Every week I seem to talk with more and more people experiencing hunger and along with that depression, anxiety and true fear. I talk with many mothers that only want prayer for a child; their child on drugs or in prison. Mothers that want salvation for the kids; healing for the kids. Mothers that want jobs for their sons and daughters. Mothers concerned about the desperation of their children more so even than their own desperation.
I think especially of one woman I prayed for one Tuesday that truly just fell apart because she was physically hungry. She hadn’t had any food for several days and didn’t know where food was coming from for herself. Everything she had, and that wasn’t much, was given to the three grandchildren she suddenly found herself raising…then a friend brought her to the food pantry. She was so relieved to get food that she just fell into my arms shaking and sobbing while I prayed for her. All I could do was pray and hug her. I had no words of my own…but then she found words to tell me her story.
What a mission field God has placed me in- and I didn’t have to go on a mission trip to find it. It is right in my own town- next street over! I am just in awe of how God has fulfilled something deep within my heart through my connection with the people that come to receive and how much they actually end up feeding me.
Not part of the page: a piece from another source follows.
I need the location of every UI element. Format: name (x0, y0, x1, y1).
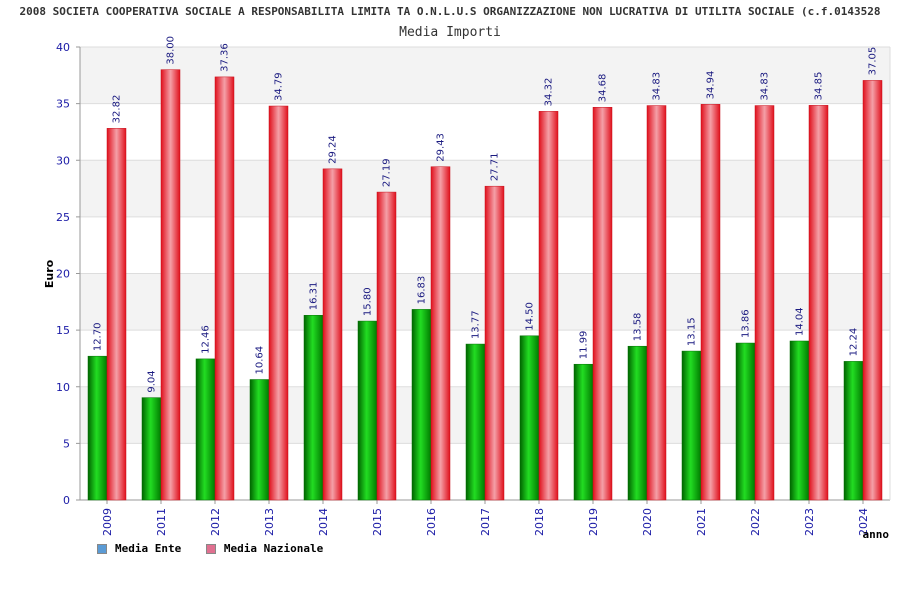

It is like a crazy love affair that makes no sense in the natural but on a deeper level is a perfect plan. I am feeling something there that I have never felt before…maybe the Father’s heart for the poor? It is precious to me.
I continue to pray for this mother and grandmother. What does it feel like as a mom to have nothing to give your own for their hunger? That for Mothers Day all you want is food for them or something like diapers? What does it feel like to only want peace of mind for those you love most? I get it, because once upon a time I was there. I pray that I am never so far removed that I don’t remember what she is feeling. Even still, there is only so much I can do…She was given food to meet the immediate hunger and I don’t have riches, but even as in the scripture, what I do have I know I have given her. I gave her my prayers-because there is One that knows her heart and He speaks through the prayers and the food; One that has felt that kind of hunger. I shared with her my Hope-because there is One that does deliver and does provide for our every need; One that offers eternal life. I gave her my love-because there is One that loves her as He loved even me.
May sound sad to you but God is working in people’s lives through their hunger. His most wonderful gift seems to begin with their hunger and their desperation. I have seen it play out before my eyes. It is a gift in so many ways- just as it was and is to me. I am so blessed to have met this woman and mom one Tuesday….Happy Mothers Day!